Police Arrest 46 After Vigil for 16-Year-Old They Gunned Down
Police arrested 46 protestors on Wednesday, during the third night of demonstrations in Brooklyn over the fatal shooting of 16-year-old Kimani Gray, the Associated Press reports.
The arrests followed a candlelight vigil memorializing Gray in East Flatbush, just blocks away from where the teen was shot seven times by police this weekend. Reports say more than 100 people were in attendance.

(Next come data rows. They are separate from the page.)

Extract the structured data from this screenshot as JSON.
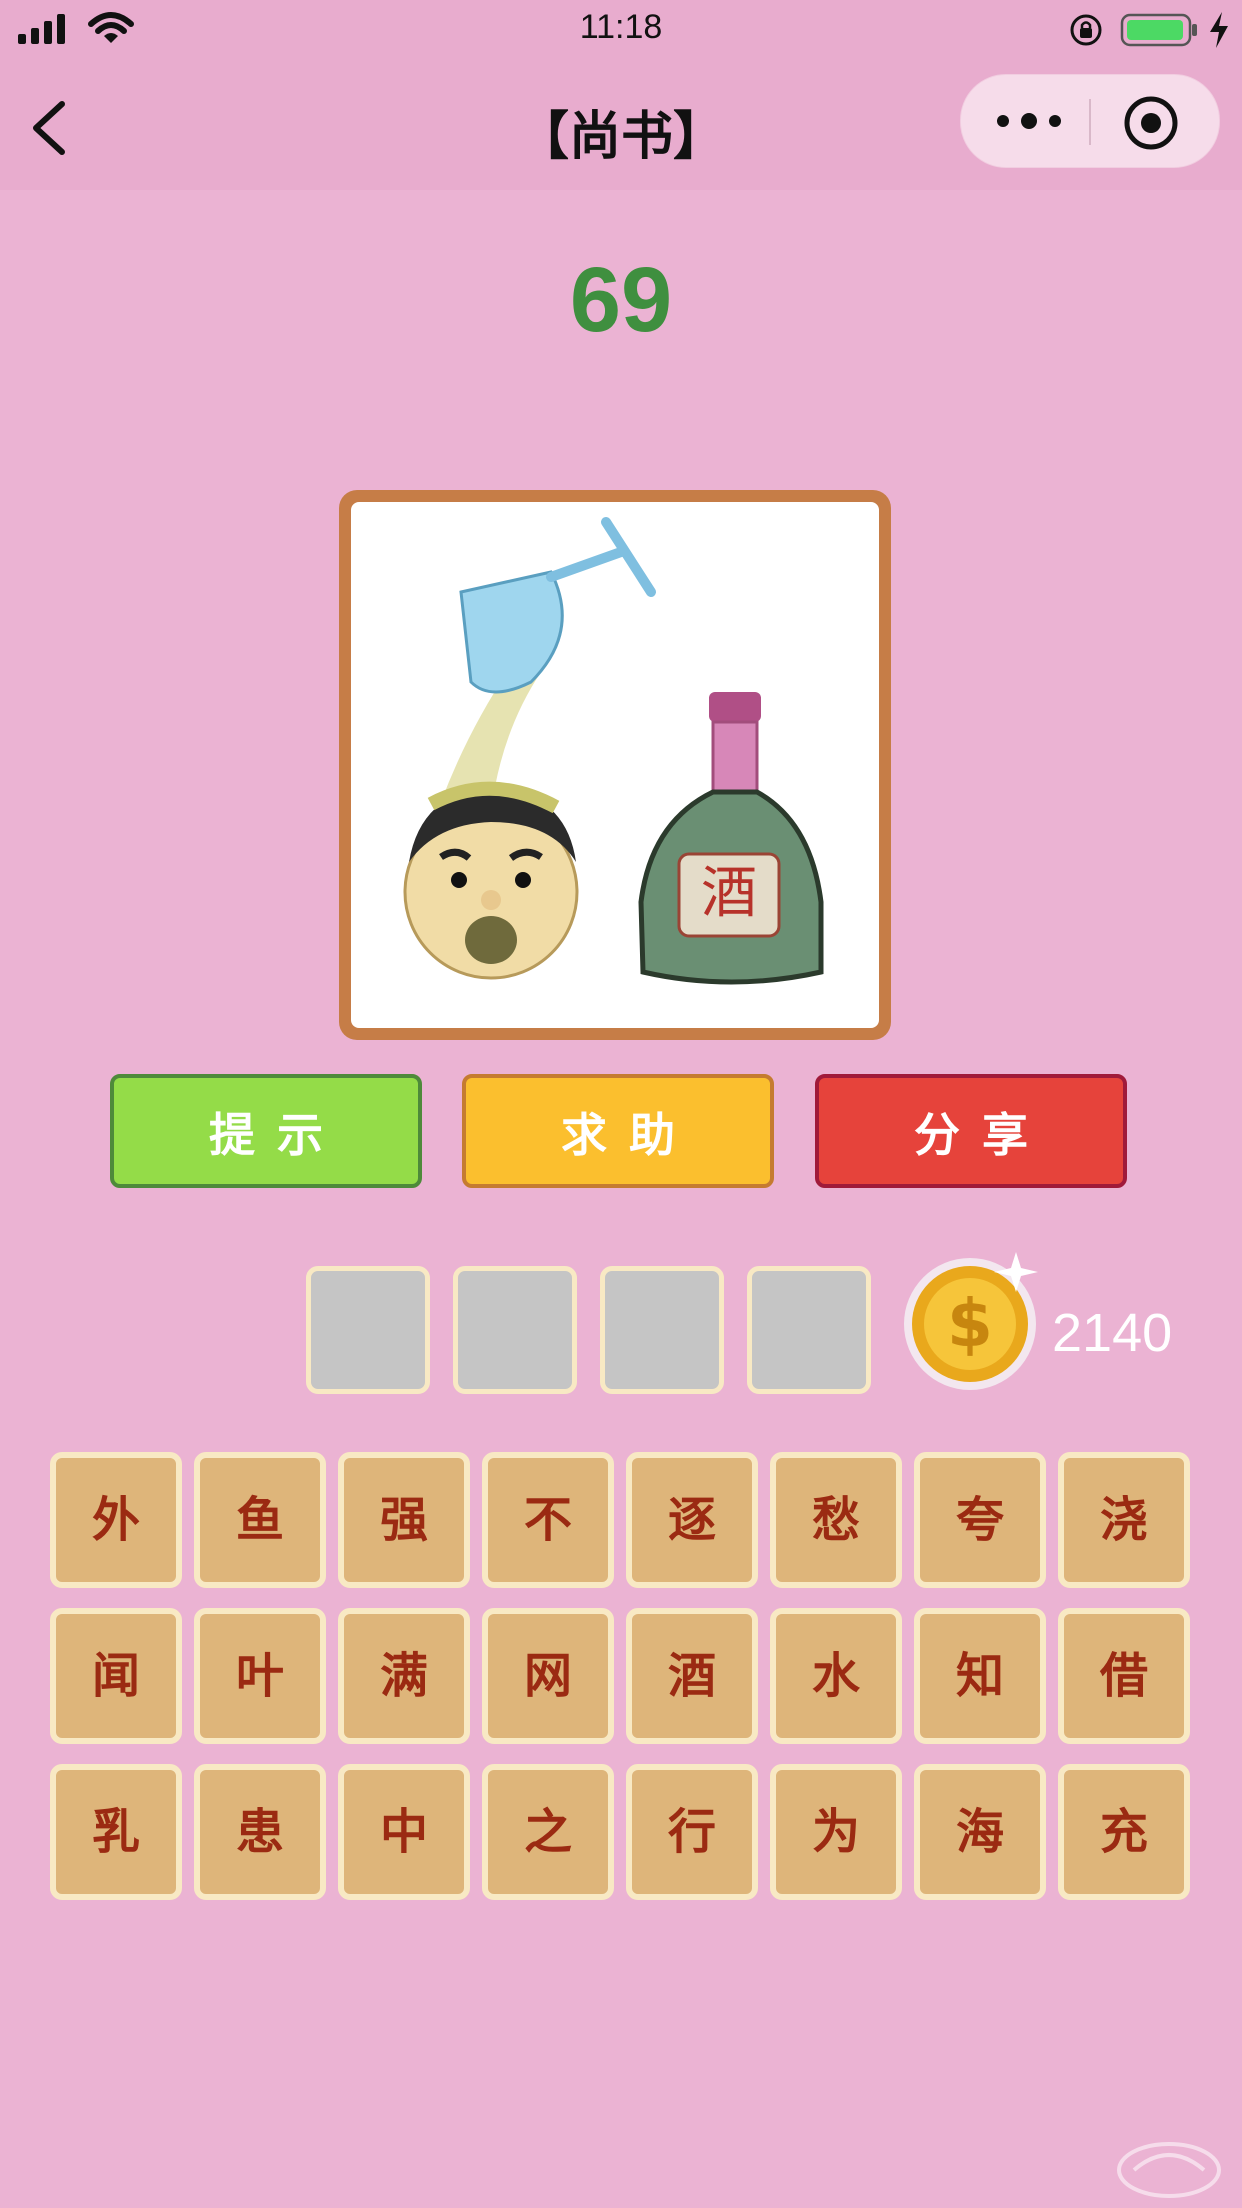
{
  "status_bar": {
    "time": "11:18"
  },
  "nav": {
    "title": "【尚书】"
  },
  "level": "69",
  "puzzle_image": {
    "label_on_bottle": "酒"
  },
  "buttons": {
    "hint": "提示",
    "help": "求助",
    "share": "分享"
  },
  "answer_slots": [
    "",
    "",
    "",
    ""
  ],
  "coins": "2140",
  "letter_grid": [
    [
      "外",
      "鱼",
      "强",
      "不",
      "逐",
      "愁",
      "夸",
      "浇"
    ],
    [
      "闻",
      "叶",
      "满",
      "网",
      "酒",
      "水",
      "知",
      "借"
    ],
    [
      "乳",
      "患",
      "中",
      "之",
      "行",
      "为",
      "海",
      "充"
    ]
  ],
  "colors": {
    "background": "#ebb3d3",
    "level_text": "#3f8f3f",
    "hint_button": "#94dc48",
    "help_button": "#fbbf2e",
    "share_button": "#e6433b",
    "tile": "#deb57a",
    "tile_text": "#9b2a12"
  }
}
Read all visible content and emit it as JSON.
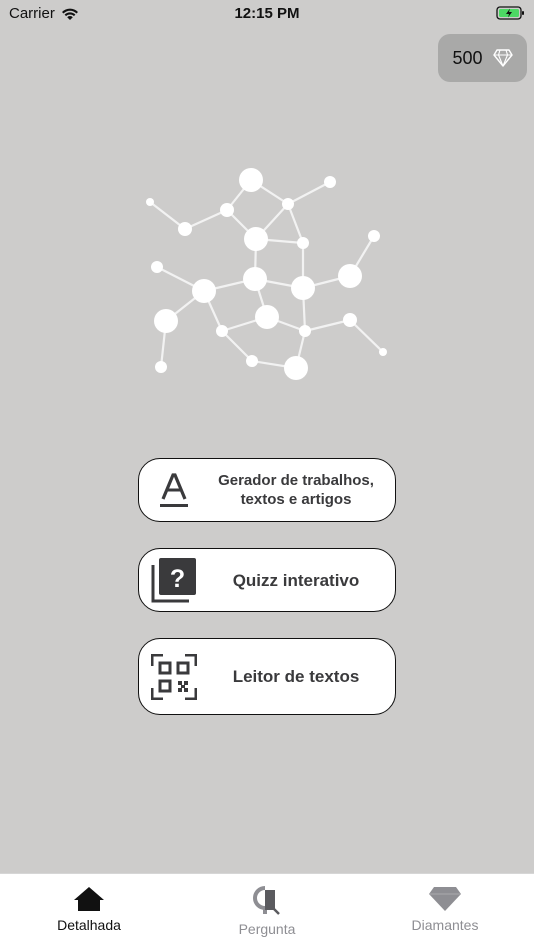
{
  "status_bar": {
    "carrier": "Carrier",
    "time": "12:15 PM"
  },
  "diamonds": {
    "count": "500",
    "icon": "diamond-icon"
  },
  "features": [
    {
      "label": "Gerador de trabalhos, textos e artigos",
      "icon": "text-format-icon"
    },
    {
      "label": "Quizz interativo",
      "icon": "quiz-icon"
    },
    {
      "label": "Leitor de textos",
      "icon": "qr-scan-icon"
    }
  ],
  "tab_bar": {
    "items": [
      {
        "label": "Detalhada",
        "icon": "home-icon",
        "active": true
      },
      {
        "label": "Pergunta",
        "icon": "question-icon",
        "active": false
      },
      {
        "label": "Diamantes",
        "icon": "diamond-icon",
        "active": false
      }
    ]
  },
  "colors": {
    "background": "#cdcccb",
    "badge": "#a9a9a8",
    "button_border": "#111111",
    "tab_inactive": "#8e8e93",
    "battery": "#4cd964"
  }
}
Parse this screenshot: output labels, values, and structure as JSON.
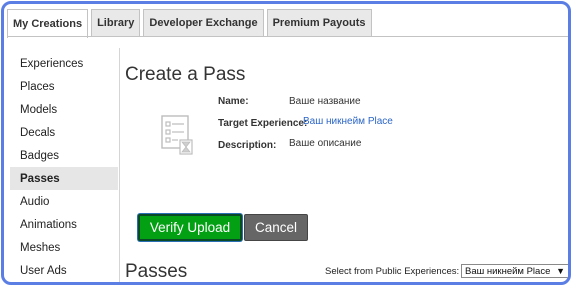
{
  "tabs": [
    {
      "label": "My Creations"
    },
    {
      "label": "Library"
    },
    {
      "label": "Developer Exchange"
    },
    {
      "label": "Premium Payouts"
    }
  ],
  "sidebar": {
    "items": [
      {
        "label": "Experiences"
      },
      {
        "label": "Places"
      },
      {
        "label": "Models"
      },
      {
        "label": "Decals"
      },
      {
        "label": "Badges"
      },
      {
        "label": "Passes"
      },
      {
        "label": "Audio"
      },
      {
        "label": "Animations"
      },
      {
        "label": "Meshes"
      },
      {
        "label": "User Ads"
      }
    ],
    "active": "Passes"
  },
  "main": {
    "title": "Create a Pass",
    "icon": "pass-placeholder-icon",
    "fields": {
      "name_label": "Name:",
      "name_value": "Ваше название",
      "target_label": "Target Experience:",
      "target_value": "Ваш никнейм Place",
      "description_label": "Description:",
      "description_value": "Ваше описание"
    },
    "verify_label": "Verify Upload",
    "cancel_label": "Cancel",
    "passes_title": "Passes",
    "select_label": "Select from Public Experiences:",
    "select_value": "Ваш никнейм Place"
  },
  "colors": {
    "frame_border": "#5b7ee5",
    "verify_button": "#03a014",
    "cancel_button": "#666666",
    "link": "#2b65c6"
  }
}
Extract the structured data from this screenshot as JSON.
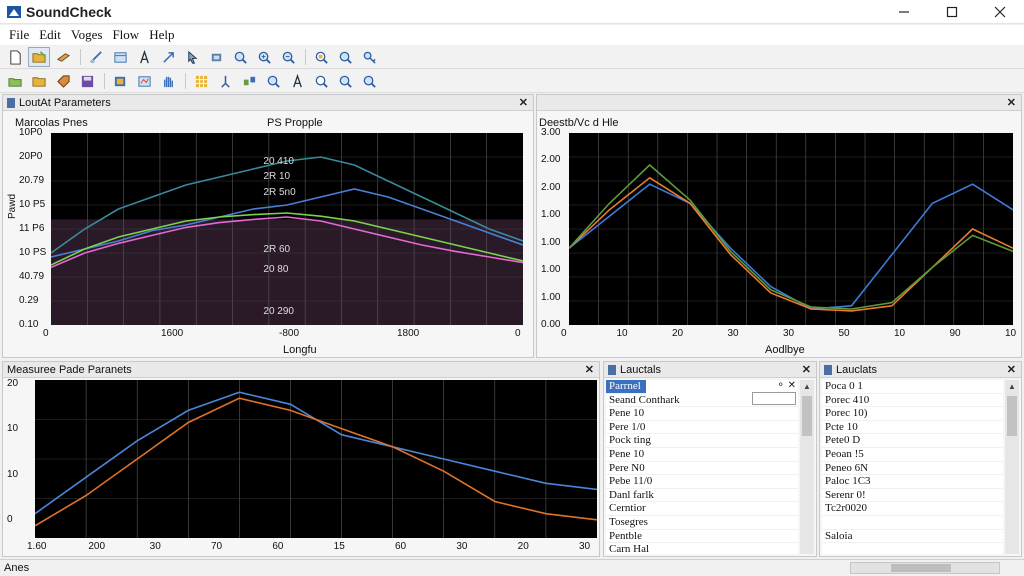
{
  "window": {
    "title": "SoundCheck",
    "controls": [
      "minimize-icon",
      "maximize-icon",
      "close-icon"
    ]
  },
  "menu": [
    "File",
    "Edit",
    "Voges",
    "Flow",
    "Help"
  ],
  "toolbar1": {
    "icons": [
      "new-doc-icon",
      "open-folder-icon",
      "edit-icon",
      "link-icon",
      "window-icon",
      "text-icon",
      "arrow-icon",
      "pointer-icon",
      "chip-icon",
      "search-icon",
      "zoom-in-icon",
      "zoom-out-icon",
      "zoom-fit-icon",
      "find-icon",
      "key-icon"
    ]
  },
  "toolbar2": {
    "icons": [
      "open-icon",
      "folder-icon",
      "tag-icon",
      "save-icon",
      "export-icon",
      "filter-icon",
      "hand-icon",
      "grid-icon",
      "pin-icon",
      "network-icon",
      "probe-icon",
      "text-icon",
      "magnify-icon",
      "zoom-in-icon",
      "search-icon"
    ]
  },
  "panels": {
    "top_left": {
      "title": "LoutAt Parameters",
      "subtitle_left": "Marcolas Pnes",
      "subtitle_mid": "PS Propple",
      "ylabel": "Pawd",
      "xlabel": "Longfu",
      "y_ticks": [
        "10P0",
        "20P0",
        "20.79",
        "10 P5",
        "11 P6",
        "10 PS",
        "40.79",
        "0.29",
        "0.10"
      ],
      "x_ticks": [
        "0",
        "1600",
        "-800",
        "1800",
        "0"
      ],
      "annotations": [
        "20 410",
        "2R 10",
        "2R 5n0",
        "2R 60",
        "20 80",
        "20 290"
      ],
      "close": "✕"
    },
    "top_right": {
      "title": "",
      "subtitle_left": "Deestb/Vc d Hle",
      "xlabel": "Aodlbye",
      "y_ticks": [
        "3.00",
        "2.00",
        "2.00",
        "1.00",
        "1.00",
        "1.00",
        "1.00",
        "0.00"
      ],
      "x_ticks": [
        "0",
        "10",
        "20",
        "30",
        "30",
        "50",
        "10",
        "90",
        "10"
      ],
      "close": "✕"
    },
    "bottom_left": {
      "title": "Measuree Pade Paranets",
      "y_ticks": [
        "20",
        "10",
        "10",
        "0"
      ],
      "x_ticks": [
        "1.60",
        "200",
        "30",
        "70",
        "60",
        "15",
        "60",
        "30",
        "20",
        "30"
      ],
      "close": "✕"
    },
    "list1": {
      "title": "Lauctals",
      "items": [
        "Parrnel",
        "Seand Conthark",
        "Pene 10",
        "Pere 1/0",
        "Pock ting",
        "Pene 10",
        "Pere N0",
        "Pebe 11/0",
        "Danl farlk",
        "Cerntior",
        "Tosegres",
        "Pentble",
        "Carn Hal"
      ],
      "close": "✕"
    },
    "list2": {
      "title": "Lauclats",
      "items": [
        "Poca 0 1",
        "Porec 410",
        "Porec 10)",
        "Pcte 10",
        "Pete0 D",
        "Peoan !5",
        "Peneo 6N",
        "Paloc 1C3",
        "Serenr 0!",
        "Tc2r0020",
        "",
        "Saloia"
      ],
      "close": "✕"
    }
  },
  "chart_data": [
    {
      "type": "line",
      "title": "LoutAt Parameters",
      "xlabel": "Longfu",
      "ylabel": "Pawd",
      "series": [
        {
          "name": "",
          "color": "#4a7fd6",
          "values": [
            0.85,
            0.95,
            1.05,
            1.18,
            1.25,
            1.35,
            1.45,
            1.5,
            1.6,
            1.7,
            1.6,
            1.45,
            1.3,
            1.15,
            1.0
          ]
        },
        {
          "name": "",
          "color": "#3a8a9a",
          "values": [
            0.9,
            1.2,
            1.45,
            1.6,
            1.75,
            1.85,
            1.95,
            2.05,
            2.1,
            2.0,
            1.8,
            1.6,
            1.4,
            1.2,
            1.05
          ]
        },
        {
          "name": "",
          "color": "#7ad34a",
          "values": [
            0.75,
            0.95,
            1.1,
            1.2,
            1.3,
            1.35,
            1.38,
            1.4,
            1.36,
            1.3,
            1.2,
            1.1,
            1.0,
            0.9,
            0.8
          ]
        },
        {
          "name": "",
          "color": "#e36ad0",
          "values": [
            0.72,
            0.9,
            1.02,
            1.12,
            1.22,
            1.28,
            1.32,
            1.35,
            1.3,
            1.2,
            1.1,
            1.0,
            0.92,
            0.85,
            0.78
          ]
        }
      ]
    },
    {
      "type": "line",
      "title": "Deestb/Vc d Hle",
      "xlabel": "Aodlbye",
      "series": [
        {
          "name": "",
          "color": "#3d7bd8",
          "values": [
            1.0,
            1.5,
            2.0,
            1.7,
            1.0,
            0.4,
            0.05,
            0.1,
            0.9,
            1.7,
            2.0,
            1.6
          ]
        },
        {
          "name": "",
          "color": "#ee7a2e",
          "values": [
            1.0,
            1.6,
            2.1,
            1.7,
            0.9,
            0.3,
            0.05,
            0.02,
            0.1,
            0.7,
            1.3,
            1.0
          ]
        },
        {
          "name": "",
          "color": "#5c9a3b",
          "values": [
            1.0,
            1.7,
            2.3,
            1.75,
            0.95,
            0.35,
            0.08,
            0.05,
            0.15,
            0.7,
            1.2,
            0.95
          ]
        }
      ]
    },
    {
      "type": "line",
      "title": "Measuree Pade Paranets",
      "series": [
        {
          "name": "",
          "color": "#4a86d8",
          "values": [
            2,
            8,
            14,
            19,
            22,
            20,
            15,
            13,
            11,
            9,
            7,
            6
          ]
        },
        {
          "name": "",
          "color": "#e0722a",
          "values": [
            0,
            5,
            11,
            17,
            21,
            19,
            16,
            13,
            9,
            4,
            2,
            1
          ]
        }
      ]
    }
  ],
  "status": {
    "text": "Anes"
  }
}
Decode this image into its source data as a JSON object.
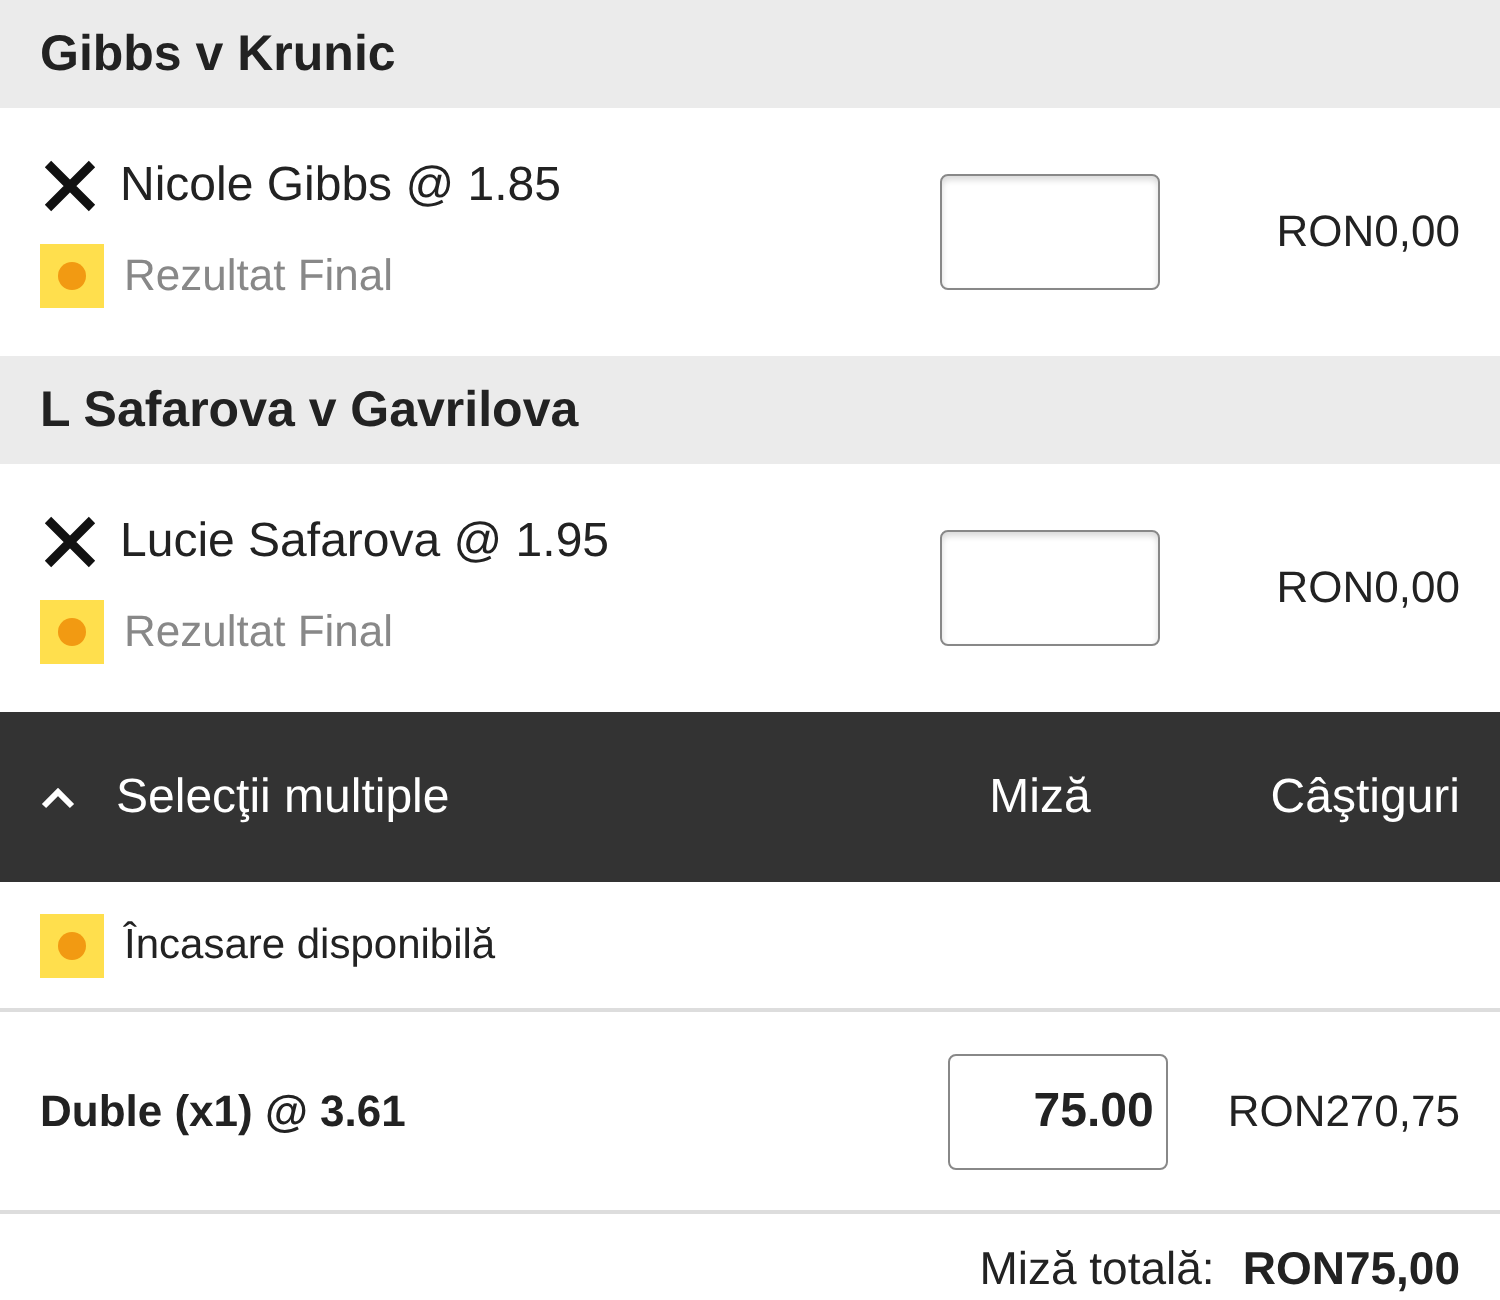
{
  "selections": [
    {
      "event": "Gibbs v Krunic",
      "pick": "Nicole Gibbs @ 1.85",
      "market": "Rezultat Final",
      "returns": "RON0,00"
    },
    {
      "event": "L Safarova v Gavrilova",
      "pick": "Lucie Safarova @ 1.95",
      "market": "Rezultat Final",
      "returns": "RON0,00"
    }
  ],
  "multiples": {
    "title": "Selecţii multiple",
    "expanded": true,
    "stake_heading": "Miză",
    "returns_heading": "Câştiguri",
    "cashout": "Încasare disponibilă",
    "bets": [
      {
        "label": "Duble (x1) @ 3.61",
        "stake": "75.00",
        "returns": "RON270,75"
      }
    ]
  },
  "total": {
    "label": "Miză totală:",
    "value": "RON75,00"
  }
}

John Knefel, reporting for Gothamist, says things escalated when demonstrators began marching down the street, chanting, “Don’t shoot me!” and “No justice, no peace!” Some young adults threw bottles at police officers, and rocks at NYPD vehicles. The New York Post reports that one officer was hit in the face with a brick. Police responded using pepper spray and orange nets to “kettle” young protestors, Knefel reports. The journalist also recounted this disturbing moment:
One particularly tense stand-off between a female demonstrator and a male police officer began with the cop telling her to get on the sidewalk, and her responding, "Or what, you'll shoot me?" The officer, whose helmet had the number 7987 on it, said, “No, but I'll slap you.” (emphasis his.)
City councilman Jumaane Williams, who attended the vigil, tweeted his frustration with provocative demonstrators. He says that, while people have a right to be angry, there’s no excuse for violence:
Furious at adults from OUTSIDE the community who incite our angry young people!!! You do not help and not wanted if you bring destruction!
Williams’ tweets reflect comments he made after Monday’s demonstration for Kimani Gray that also escalated violently.
Police shot Gray to death on Saturday, with wounds found in both his front and back. Officials and witnesses report conflicting stories of the incident. NYPD officials maintain that Gray pointed a .38 caliber-revolver at two plain-clothes officers when they approached him for “acting suspicious.” But at least one witness and Kimani “Kiki” Gray’s family say the boy was not brandishing a weapon.
"My cousin was scared of guns," Ray Charles, a second cousin of Kimani, told AP, "I honestly just want justice. They didn't need to shoot him like that."
As some have reported, the demonstrations seem to reflect larger frustrations with the NYPD’s legacy of controversial policing. The parents of Ramarley Graham, another New York teen shot to death by police officers, attended last night’s vigil in solidarity with the community. "When are they going to start protecting us and stop killing our kids?" said Constance Malcolm, Ramarley Graham's mother. Demonstrators say the NYPD’s consistent pattern of abuse needs to stop.
“The police – whenever they murder or kill a black or Latino youth – it is always justifiable homicide. The witnesses tell a different story, and this happens again and again,” civil rights activist Carl Dix told RT, “I’m not going to condemn [the protestors] for standing up expressing their anger – because the real violence in this case begins with the killing of Kimani Gray.”
Author's Note: A previous version of this article inexcusably identified Ray Charles as "a second victim" of Kimani Gray. Charles was Gray's second cousin. I regret the error.